Except that playwright Jessica Dickey never sufficiently widens the view in this 75--minute monodrama to allow for a dramatization of what in the Amish perspective allows for such a heartbreakingly generous reflex. As a result, the piece feels incomplete. It’s a picture minus one vital color.
What this production by Factory 449 ---- in residence in a little space in the Anacostia Arts Center ---- does have going for it is the rewardingly protean actress Nanna Ingvarsson, embodying all of the characters in “The Amish Project,” from the young murder victims to the scandalized citizenry. She’s riveting, in particular, as the killer’s traumatized wife, who can’t quite find it in her heart to hate him even as the community heaps its own revulsion on her.
The play, guided with a cold--eyed assurance by director Holly Twyford, is based on the sickening events of Oct. 2, 2006, when a dairy truck driver, Charles C. Roberts, entered a one--room Amish schoolhouse in Lancaster County, Pa., and bound, shot and killed five schoolgirls and wounded several others. As police moved in, he killed himself, leaving his family, the surrounding communities and the nation at large to mourn the victims and puzzle over the crime.

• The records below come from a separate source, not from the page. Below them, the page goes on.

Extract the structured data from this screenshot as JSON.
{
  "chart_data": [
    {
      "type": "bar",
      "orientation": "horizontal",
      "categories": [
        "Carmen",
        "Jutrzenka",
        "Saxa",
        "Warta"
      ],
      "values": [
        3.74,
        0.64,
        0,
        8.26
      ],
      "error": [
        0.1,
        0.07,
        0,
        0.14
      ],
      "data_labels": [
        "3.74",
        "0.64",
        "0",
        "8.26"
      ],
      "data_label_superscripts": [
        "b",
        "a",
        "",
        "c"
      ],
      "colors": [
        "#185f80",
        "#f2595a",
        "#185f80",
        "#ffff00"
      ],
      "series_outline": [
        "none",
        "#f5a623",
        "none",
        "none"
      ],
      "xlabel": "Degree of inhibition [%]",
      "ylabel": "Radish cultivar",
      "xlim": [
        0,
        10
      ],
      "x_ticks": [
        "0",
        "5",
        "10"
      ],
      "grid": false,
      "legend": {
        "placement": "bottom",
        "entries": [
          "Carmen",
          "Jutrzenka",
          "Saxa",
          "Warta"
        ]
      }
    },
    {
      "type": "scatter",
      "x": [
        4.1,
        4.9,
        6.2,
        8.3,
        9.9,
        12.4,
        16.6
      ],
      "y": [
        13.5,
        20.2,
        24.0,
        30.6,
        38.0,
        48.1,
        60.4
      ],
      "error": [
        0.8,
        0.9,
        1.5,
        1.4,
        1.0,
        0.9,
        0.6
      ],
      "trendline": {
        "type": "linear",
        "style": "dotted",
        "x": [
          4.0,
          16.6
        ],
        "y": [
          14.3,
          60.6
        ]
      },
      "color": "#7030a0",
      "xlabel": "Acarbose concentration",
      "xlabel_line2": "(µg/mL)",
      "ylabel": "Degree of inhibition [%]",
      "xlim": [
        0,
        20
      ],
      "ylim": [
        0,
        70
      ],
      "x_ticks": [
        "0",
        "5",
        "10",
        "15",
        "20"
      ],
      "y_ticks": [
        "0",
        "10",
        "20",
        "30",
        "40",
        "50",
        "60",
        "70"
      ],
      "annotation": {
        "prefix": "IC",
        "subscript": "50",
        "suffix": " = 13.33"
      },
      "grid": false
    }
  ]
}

“The Amish Project” begins and ends with evocations of the powerful life force of one of the girls in the schoolhouse who, in the guise of Ingvarsson, draws sweetly in chalk on the blackboard and slate floor images of her Amish family and of Jesus. Contrastingly, the actress transforms herself into uncomprehending neighbors of the Amish: an outraged woman, talking venomously of the killer’s widow; a teenage clerk at a local big box store, who’s bearing her boyfriend’s child; and the widow herself, reacting with shock to the visit by Amish elders, who in a gesture of incredible benevolence come to her home to console her.
Ingvarsson also portrays a college professor, an expert on the Amish who in the aftermath of the massacre is brought in to speak to the assembled media on behalf of the reclusive sect. The character provides some useful information about Amish history and spiritual values. While the playwright even allows the killer a voice in the play ---- admittedly, a not particularly enlightening one ---- she opts not to give a speaking part to any of the Amish parents. In such a graphic and specific piece of theater, one that attempts to put a human face on an unfathomable act, the choice is an odd one. Perhaps the omission not to characterize their grief directly is meant as a sign of respect.
A side effect, however, is that it reinforces for outsiders the inscrutable dimension of Amish life. And why else mount an “Amish Project” if it isn’t going to compel us to share with this community something other than a sense of loss?
Wearing a long, modest dress and a traditional white head covering, Ingvarsson provides as much as the script offers in the way of fleshing out one horrific news item from the vast archives of violent American tragedies. One wishes, though, that it added something more meaningful to the annals of true crime than, principally, the details of another crime.